Multimeter used as ohmmeter
Zero adjustment should be performed first when measuring. That is, directly touch the two test leads (short circuit), and adjust the zero ohm adjuster below the dial so that the pointer points correctly at 0 ohms. This is because the power supply voltage provided by the internal dry battery will decrease as the use time increases. When Rx = 0, the pointer may not reach full deflection. At this time, Rw must be adjusted to reduce the shunt current of the meter. To achieve the requirement of full bias current Ig.
In order to improve the accuracy of the test and ensure the safety of the measured object, the appropriate range must be selected correctly. Generally, when measuring resistance, the pointer is required to be within the range of 20%-80% of the full scale, so that the test accuracy can meet the requirements.
Due to different measurement ranges, the test current flowing through Rx is also different. The smaller the measuring range, the greater the test current, otherwise the opposite is true. Therefore, if you use the small range ohm range RX1 or RX10 of a multimeter to measure the small resistance Rx (such as the internal resistance of the milliamp meter), a large current will flow through Rx. If the current exceeds the current allowed by Rx, Rx It will burn out or bend the mA meter pointer.
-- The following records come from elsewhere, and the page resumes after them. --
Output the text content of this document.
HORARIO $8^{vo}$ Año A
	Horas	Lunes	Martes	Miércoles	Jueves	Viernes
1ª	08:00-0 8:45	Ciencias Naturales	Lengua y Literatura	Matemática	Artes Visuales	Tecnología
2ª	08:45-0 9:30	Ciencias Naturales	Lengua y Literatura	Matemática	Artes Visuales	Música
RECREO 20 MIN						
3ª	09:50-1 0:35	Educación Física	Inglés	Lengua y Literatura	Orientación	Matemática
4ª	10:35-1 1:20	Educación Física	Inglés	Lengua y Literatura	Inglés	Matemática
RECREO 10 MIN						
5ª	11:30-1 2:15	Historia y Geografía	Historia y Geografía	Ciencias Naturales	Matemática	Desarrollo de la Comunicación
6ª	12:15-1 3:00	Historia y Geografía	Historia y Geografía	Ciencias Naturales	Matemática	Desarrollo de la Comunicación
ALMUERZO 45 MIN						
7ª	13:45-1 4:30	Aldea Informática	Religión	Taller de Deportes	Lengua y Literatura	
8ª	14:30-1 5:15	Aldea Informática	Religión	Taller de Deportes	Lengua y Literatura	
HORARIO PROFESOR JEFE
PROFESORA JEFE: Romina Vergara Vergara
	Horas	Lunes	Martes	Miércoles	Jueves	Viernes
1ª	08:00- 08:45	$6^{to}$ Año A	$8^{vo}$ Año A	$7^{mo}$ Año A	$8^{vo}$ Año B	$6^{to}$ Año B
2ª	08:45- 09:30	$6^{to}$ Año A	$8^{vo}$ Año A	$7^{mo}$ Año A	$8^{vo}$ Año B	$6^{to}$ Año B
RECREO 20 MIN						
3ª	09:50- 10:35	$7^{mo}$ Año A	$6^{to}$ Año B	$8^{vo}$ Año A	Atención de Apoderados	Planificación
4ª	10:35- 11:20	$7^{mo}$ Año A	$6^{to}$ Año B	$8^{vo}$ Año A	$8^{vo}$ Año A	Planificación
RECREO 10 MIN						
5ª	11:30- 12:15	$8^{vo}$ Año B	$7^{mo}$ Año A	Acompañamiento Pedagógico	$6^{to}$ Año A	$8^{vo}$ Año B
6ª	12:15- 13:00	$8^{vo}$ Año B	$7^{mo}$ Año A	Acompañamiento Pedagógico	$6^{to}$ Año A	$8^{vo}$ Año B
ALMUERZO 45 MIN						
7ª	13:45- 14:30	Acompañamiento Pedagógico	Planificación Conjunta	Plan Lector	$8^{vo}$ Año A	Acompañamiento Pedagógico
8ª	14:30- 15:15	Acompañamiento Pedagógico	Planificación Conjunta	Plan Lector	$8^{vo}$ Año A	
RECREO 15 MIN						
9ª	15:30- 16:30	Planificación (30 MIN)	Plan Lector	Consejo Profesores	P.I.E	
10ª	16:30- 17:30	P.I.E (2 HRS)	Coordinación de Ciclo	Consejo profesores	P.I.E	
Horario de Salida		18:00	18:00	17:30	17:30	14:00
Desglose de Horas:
Therefore, when measuring resistance that does not allow large currents to pass through, the multimeter should be set to the ohm range of a large range. At the same time, the larger the range, the higher the voltage of the dry cell connected to the internal resistance. Therefore, when measuring resistance that cannot withstand high voltage, the multimeter should not be set to the large range ohm range. For example, when measuring the inter-electrode resistance of a diode or triode, you cannot set the ohm gear to the Rxl0k position, otherwise it will easily break down the inter-electrode resistance of the tube. You can only lower the range and let the pointer point at the high resistance end. However, it has been pointed out earlier that the resistance scale is nonlinear, and the scale at the high resistance end is very dense, which can easily lead to increased errors.
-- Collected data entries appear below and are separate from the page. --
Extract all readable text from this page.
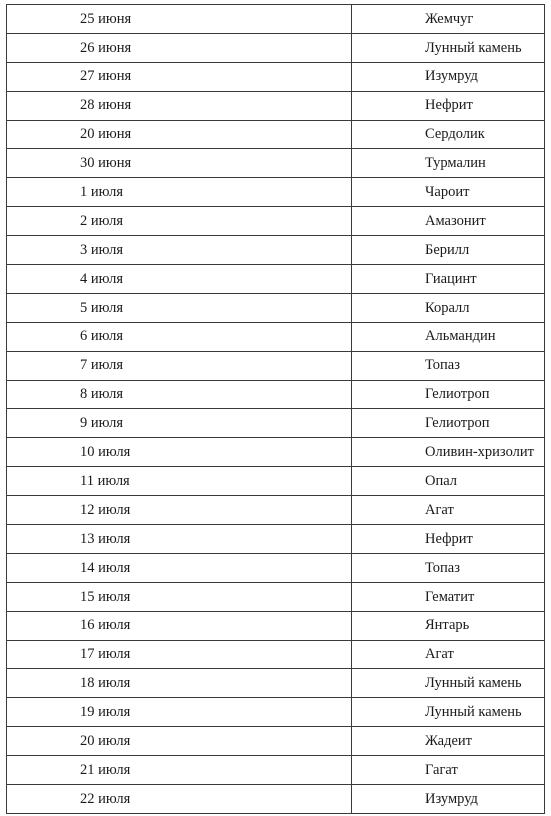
25 июня	Жемчуг
26 июня	Лунный камень
27 июня	Изумруд
28 июня	Нефрит
20 июня	Сердолик
30 июня	Турмалин
1 июля	Чароит
2 июля	Амазонит
3 июля	Берилл
4 июля	Гиацинт
5 июля	Коралл
6 июля	Альмандин
7 июля	Топаз
8 июля	Гелиотроп
9 июля	Гелиотроп
10 июля	Оливин-хризолит
11 июля	Опал
12 июля	Агат
13 июля	Нефрит
14 июля	Топаз
15 июля	Гематит
16 июля	Янтарь
17 июля	Агат
18 июля	Лунный камень
19 июля	Лунный камень
20 июля	Жадеит
21 июля	Гагат
22 июля	Изумруд
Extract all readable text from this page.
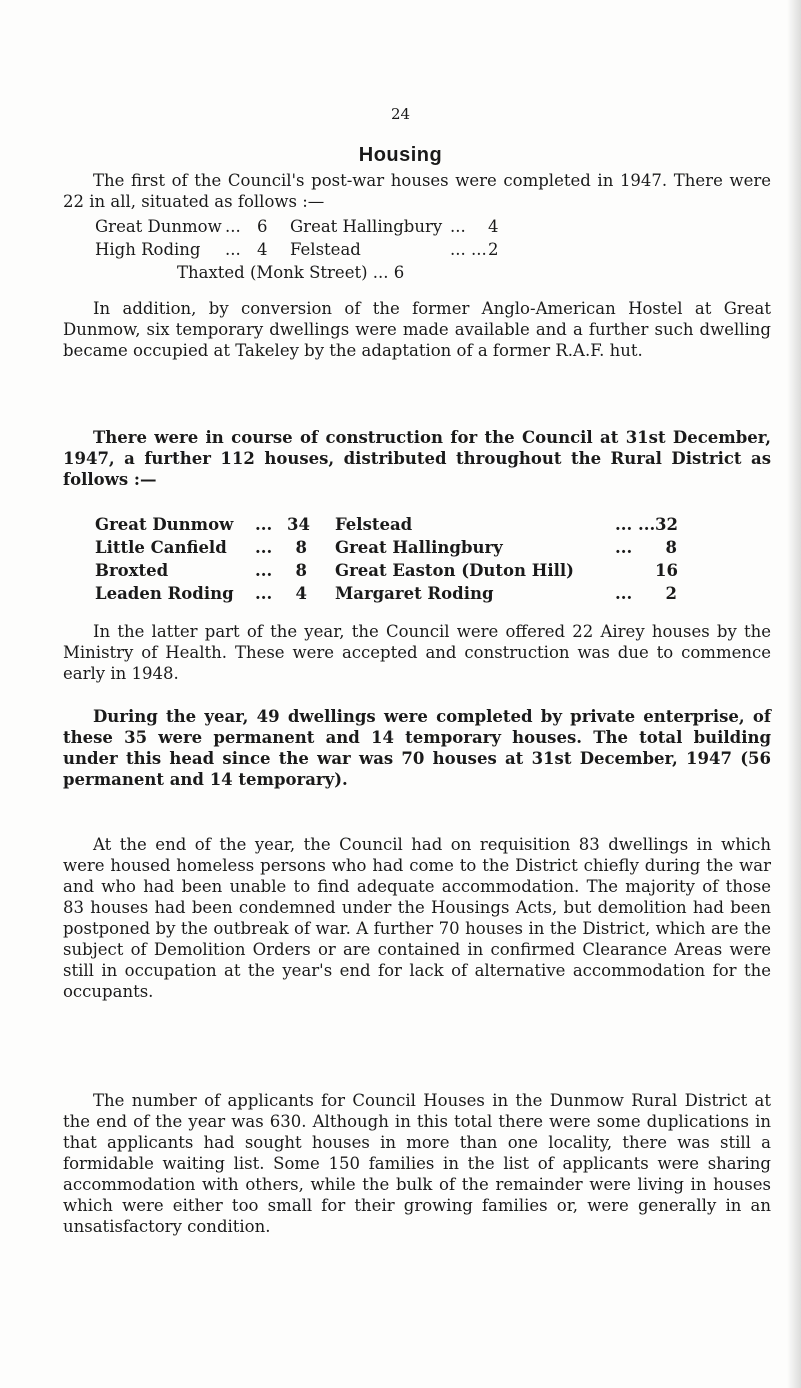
24
Housing
The first of the Council's post-war houses were completed in 1947. There were 22 in all, situated as follows :—
Great Dunmow ... 6 Great Hallingbury ... 4
High Roding ... 4 Felstead	... ... 2
Thaxted (Monk Street) ... 6
In addition, by conversion of the former Anglo-American Hostel at Great Dunmow, six temporary dwellings were made available and a further such dwelling became occupied at Takeley by the adaptation of a former R.A.F. hut.
There were in course of construction for the Council at 31st December, 1947, a further 112 houses, distributed throughout the Rural District as follows :—
Great Dunmow ... 34 Felstead	... ... 32
Little Canfield ...	8 Great Hallingbury	...	8
Broxted	...	8 Great Easton (Duton Hill)	16
Leaden Roding ...	4 Margaret Roding	...	2
In the latter part of the year, the Council were offered 22 Airey houses by the Ministry of Health. These were accepted and construction was due to commence early in 1948.
During the year, 49 dwellings were completed by private enterprise, of these 35 were permanent and 14 temporary houses. The total building under this head since the war was 70 houses at 31st December, 1947 (56 permanent and 14 temporary).
At the end of the year, the Council had on requisition 83 dwellings in which were housed homeless persons who had come to the District chiefly during the war and who had been unable to find adequate accommodation. The majority of those 83 houses had been condemned under the Housings Acts, but demolition had been postponed by the outbreak of war. A further 70 houses in the District, which are the subject of Demolition Orders or are contained in confirmed Clearance Areas were still in occupation at the year's end for lack of alternative accommodation for the occupants.
The number of applicants for Council Houses in the Dunmow Rural District at the end of the year was 630. Although in this total there were some duplications in that applicants had sought houses in more than one locality, there was still a formidable waiting list. Some 150 families in the list of applicants were sharing accommodation with others, while the bulk of the remainder were living in houses which were either too small for their growing families or, were generally in an unsatisfactory condition.
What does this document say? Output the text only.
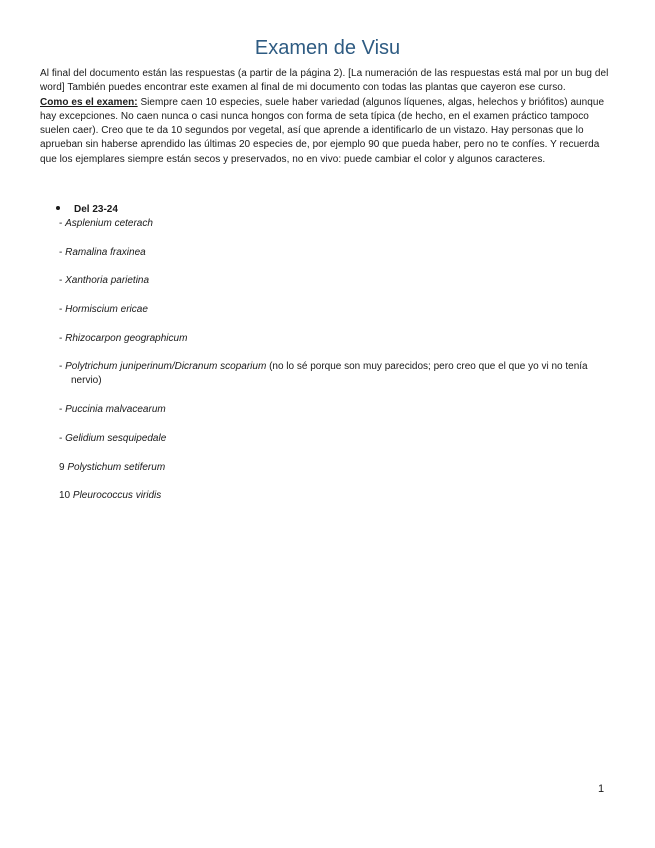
Examen de Visu

Al final del documento están las respuestas (a partir de la página 2). [La numeración de las respuestas está mal por un bug del word] También puedes encontrar este examen al final de mi documento con todas las plantas que cayeron ese curso.

Como es el examen: Siempre caen 10 especies, suele haber variedad (algunos líquenes, algas, helechos y briófitos) aunque hay excepciones. No caen nunca o casi nunca hongos con forma de seta típica (de hecho, en el examen práctico tampoco suelen caer). Creo que te da 10 segundos por vegetal, así que aprende a identificarlo de un vistazo. Hay personas que lo aprueban sin haberse aprendido las últimas 20 especies de, por ejemplo 90 que pueda haber, pero no te confíes. Y recuerda que los ejemplares siempre están secos y preservados, no en vivo: puede cambiar el color y algunos caracteres.

Del 23-24
- Asplenium ceterach
- Ramalina fraxinea
- Xanthoria parietina
- Hormiscium ericae
- Rhizocarpon geographicum
- Polytrichum juniperinum/Dicranum scoparium (no lo sé porque son muy parecidos; pero creo que el que yo vi no tenía nervio)
- Puccinia malvacearum
- Gelidium sesquipedale
9 Polystichum setiferum
10 Pleurococcus viridis
1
When using the ohmmeter made by the factory, the internal dry cell is connected to the negative pole of the battery, and the black test lead is connected to the positive pole of the dry cell. For the external circuit, the red test lead is connected to the dry battery
When measuring a larger resistance, do not touch both ends of the resistance being measured at the same time. Otherwise, the resistance of the human body will be connected in parallel with the resistance being measured, causing the measurement results to be incorrect and the test value to be greatly reduced. In addition, when measuring the resistance on a circuit, the power supply to the circuit should be cut off. Otherwise, not only will the measurement results be inaccurate (equivalent to connecting an external voltage), but a large current will flow through the microampere meter and burn out the meter. At the same time, one end of the resistor being measured should be welded away from the circuit before measurement, otherwise what is measured is the total resistance of the circuit at these two points.
Do not put the range switch on the ohm position after use. In order to protect the microampere meter from accidentally burning the meter the next time you start measuring. After the measurement is completed, you should be careful to set the range switch to the maximum range of DC voltage or AC voltage. Never place it on the ohm level to prevent the internal dry battery from being completely exhausted when the two test leads are short-circuited.